Parameter-Free Clustering via Self-Supervised Consensus Maximization (Extended Version)
Lijun Zhang, Suyuan Liu, Siwei Wang, Shengju Yu, Xueling Zhu, Miaomiao Li, Xinwang Liu
TL;DR
SCMax tackles the longstanding problem of hyperparameter-sensitive clustering by delivering a fully parameter-free framework that unifies hierarchical agglomerative clustering with self-supervised representation learning and a nearest-neighbor consensus evaluation. At each merge step, a structure-aware representation is refined via a self-supervised task, and the Nearest Neighbor Consensus score measures alignment between merges in the original and self-supervised spaces to automatically identify the optimal cluster count $K^*$. The key contributions are (i) a parameter-free cluster-number generation via nearest-neighbor merging, (ii) a contrastive perturbation mechanism driven by cluster labels, (iii) the NNC metric for automatic structure evaluation without thresholds, and (iv) a scalable analysis showing competitive clustering performance and efficient computation across datasets.

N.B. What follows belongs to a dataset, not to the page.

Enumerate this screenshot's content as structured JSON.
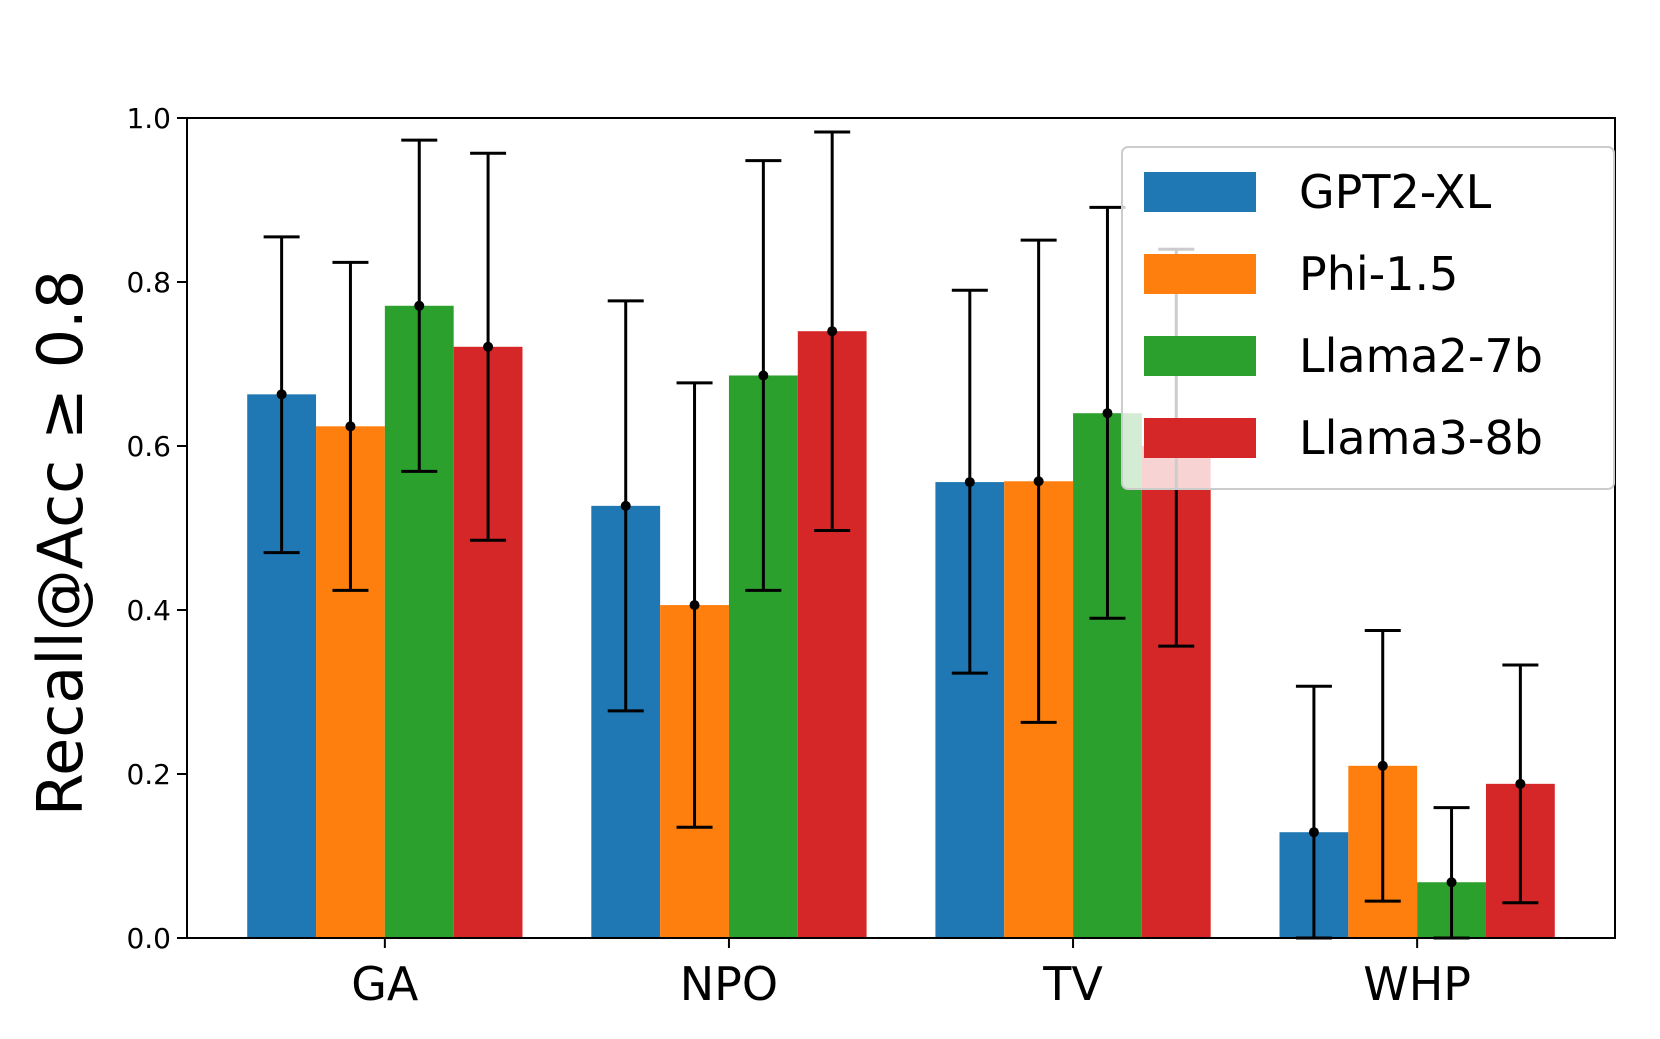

Together, these elements enable robust, scalable clustering without prior knowledge of the number of clusters, with practical impact for open-world data analysis and real-world deployments where Hyperparameters are hard to preset.
Abstract
Clustering is a fundamental task in unsupervised learning, but most existing methods heavily rely on hyperparameters such as the number of clusters or other sensitive settings, limiting their applicability in real-world scenarios. To address this long-standing challenge, we propose a novel and fully parameter-free clustering framework via Self-supervised Consensus Maximization, named SCMax. Our framework performs hierarchical agglomerative clustering and cluster evaluation in a single, integrated process. At each step of agglomeration, it creates a new, structure-aware data representation through a self-supervised learning task guided by the current clustering structure. We then introduce a nearest neighbor consensus score, which measures the agreement between the nearest neighbor-based merge decisions suggested by the original representation and the self-supervised one. The moment at which consensus maximization occurs can serve as a criterion for determining the optimal number of clusters. Extensive experiments on multiple datasets demonstrate that the proposed framework outperforms existing clustering approaches designed for scenarios with an unknown number of clusters.